New Practitioners Network

by Samah Qasmieh, PharmD and Bernice Man, PharmD
January 3, 2018

The Albert Schweitzer Fellowship is a service fellowship that aims to create healthcare leaders who will positively impact underserved and vulnerable populations facing health inequities. Graduate students from a multitude of healthcare disciplines create service projects that target underserved populations who experience barriers to healthcare. Healthcare disciplines represented in the fellowship include pharmacy, medicine, nursing, law, disability studies, podiatry, dentistry, social work, and art therapy, among others. Examples of underserved populations include prisoners, homeless and housing insecure, low-income, immigrant, LGBTQ, and disabled individuals. Specific geographic neighborhoods are also included. Fellowship chapters currently exist in 15 cities across the country, including San Francisco, Boston, New Orleans, and Chicago. The Chicago Area program selects 30 fellows annually and is particularly diverse with representation in recent years from Northwestern, University of Chicago, Loyola, Rush, UIC, DePaul, Illinois College of Optometry, Rosalind Franklin, Dominican, the School of the Art Institute, Columbia College, and Chicago State. Over the past ten years, ten fellows have represented the pharmacy profession in the Chicago Area program. Upon acceptance into the fellowship, Schweitzer fellows partner with a community-based organization to administer their 200-hour service project over the course of a year. Examples of past pharmacy fellow projects include delivering disease state presentations in Cantonese to older, adult, Chinese immigrants in Chinatown and leading a medication therapy management program at a clinic for uninsured individuals.

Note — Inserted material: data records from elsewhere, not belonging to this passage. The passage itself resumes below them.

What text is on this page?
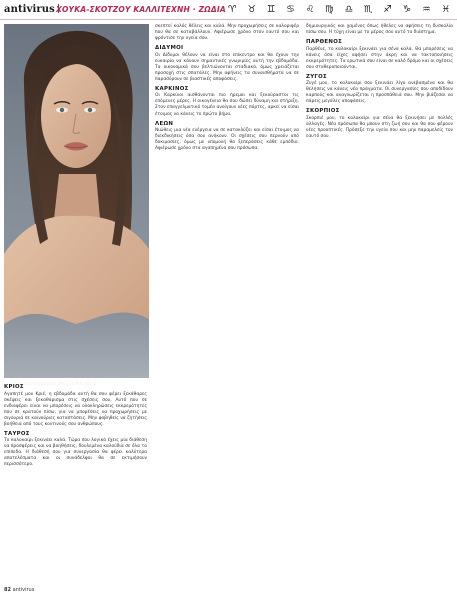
antivirus ΧΟΥΚΑ-ΣΚΟΤΖΟΥ ΚΑΛΛΙΤΕΧΝΗ · ΖΩΔΙΑ ♈ ♉ ♊ ♋ ♌ ♍ ♎ ♏ ♐ ♑ ♒ ♓
Στη φωτογραφία: ANGELINA JOLIE
ΚΡΙΟΣ

Αγαπητέ μου Κριέ, η εβδομάδα αυτή θα σου φέρει ξεκάθαρες σκέψεις και ξεκαθάρισμα στις σχέσεις σου. Αυτό που σε ενδιαφέρει είναι να μπορέσεις να ολοκληρώσεις εκκρεμότητες που σε κρατούν πίσω, για να μπορέσεις να προχωρήσεις με σιγουριά σε καινούριες καταστάσεις. Μην φοβηθείς να ζητήσεις βοήθεια από τους κοντινούς σου ανθρώπους.

ΤΑΥΡΟΣ

Το καλοκαίρι ξεκινάει καλά. Τώρα που λογικά έχεις μία διάθεση να προσφέρεις και να βοηθήσεις, δουλεμένα καλούδια σε όλα τα επίπεδα. Η διάθεσή σου για συνεργασία θα φέρει καλύτερα αποτελέσματα και οι συνάδελφοι θα σε εκτιμήσουν περισσότερο.

σκεπτεί καλός θέλεις και καλά. Μην προχωρήσεις σε καλοριφέρ που θα σε καταβάλλουν. Αφιέρωσε χρόνο στον εαυτό σου και φρόντισε την υγεία σου.

ΔΙΔΥΜΟΙ

Οι Δίδυμοι θέλουν να είναι στο επίκεντρο και θα έχουν την ευκαιρία να κάνουν σημαντικές γνωριμίες αυτή την εβδομάδα. Τα οικονομικά σου βελτιώνονται σταδιακά, όμως χρειάζεται προσοχή στις σπατάλες. Μην αφήνεις τα συναισθήματα να σε παρασύρουν σε βιαστικές αποφάσεις.

ΚΑΡΚΙΝΟΣ

Οι Καρκίνοι αισθάνονται πιο ήρεμοι και ξεκούραστοι τις επόμενες μέρες. Η οικογένεια θα σου δώσει δύναμη και στήριξη. Στον επαγγελματικό τομέα ανοίγουν νέες πόρτες, αρκεί να είσαι έτοιμος να κάνεις το πρώτο βήμα.

ΛΕΩΝ

Νιώθεις μια νέα ενέργεια να σε κατακλύζει και είσαι έτοιμος να διεκδικήσεις όσα σου ανήκουν. Οι σχέσεις σου περνούν από δοκιμασίες, όμως με υπομονή θα ξεπεράσεις κάθε εμπόδιο. Αφιέρωσε χρόνο στα αγαπημένα σου πρόσωπα.

δημιουργικός και χαμένος όπως ήθελες να αφήσεις τη δυσκολία πίσω σου. Η τύχη είναι με το μέρος σου αυτό το διάστημα.

ΠΑΡΘΕΝΟΣ

Παρθένε, το καλοκαίρι ξεκινάει για σένα καλά. Θα μπορέσεις να κάνεις όσα είχες αφήσει στην άκρη και να τακτοποιήσεις εκκρεμότητες. Τα ερωτικά σου είναι σε καλό δρόμο και οι σχέσεις σου σταθεροποιούνται.

ΖΥΓΟΣ

Ζυγέ μου, το καλοκαίρι σου ξεκινάει λίγο ανεβασμένα και θα θελήσεις να κάνεις νέα πράγματα. Οι συνεργασίες σου αποδίδουν καρπούς και αναγνωρίζεται η προσπάθειά σου. Μην βιάζεσαι να πάρεις μεγάλες αποφάσεις.

ΣΚΟΡΠΙΟΣ

Σκορπιέ μου, το καλοκαίρι για σένα θα ξεκινήσει με πολλές αλλαγές. Νέα πρόσωπα θα μπουν στη ζωή σου και θα σου φέρουν νέες προοπτικές. Πρόσεξε την υγεία σου και μην παραμελείς τον εαυτό σου.

82 antivirus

On October 29th, volunteers from the New Practitioner’s Network (NPN) delivered a presentation on medication adherence to homeless and housing insecure clientele at the EZRA Multi-Service Center in Chicago’s Uptown neighborhood. The morning started with meeting Schweitzer fellow Tyrone Johnson and his colleague David Gu, second-year medical students at the University of Chicago Pritzker School of Medicine and Northwestern Feinberg School of Medicine, respectively. We spent time inquiring about the center’s clientele to personalize and tailor the medication adherence presentation as much as possible. Upon first meeting the audience, about 15 women, we quickly learned the group was very diverse in terms of health literacy. Because of this variety, we started the presentation with asking the group, “What does adherence mean to you?” and then going over the basic tenets of medication adherence. Furthermore, we explained the importance of medication adherence and related how good adherence can reduce the amount of emergency room visits and total health care costs. 

We spent a lot of time reviewing strategies on how the group could remain adherent with their medications. We had a very collaborative discussion with our audience. One of the clients shared her experience with a mobile phone app that she uses to organize all of her medications and upcoming appointments. Though our original goal was to present on medication adherence, we ended up spending the majority of the time getting to know the clientele via bi-directional, open dialogue. We had heart-to-heart conversations with them and learned what their individual barriers were to medication adherence. A common barrier we observed was a lack of understanding of the indication for each medication. Many of the clientele were frustrated because they felt their questions and concerns were not adequately addressed by their providers. Although we were limited by time, we addressed as many concerns and answered as many questions as possible. We truly felt they left feeling more confident and reassured than they did before our discussion. Some of the clientele were so engaged that they stayed after the session to ask more questions. Upon further reflection after the event, we will aim to encourage participation from every single member of the audience in future presentations.

It was an incredibly rewarding and humbling experience to meet people of different backgrounds and for everyone to learn from each other. The NPN has other potential Schweitzer collaboration projects pending and we look forward to holding another event soon.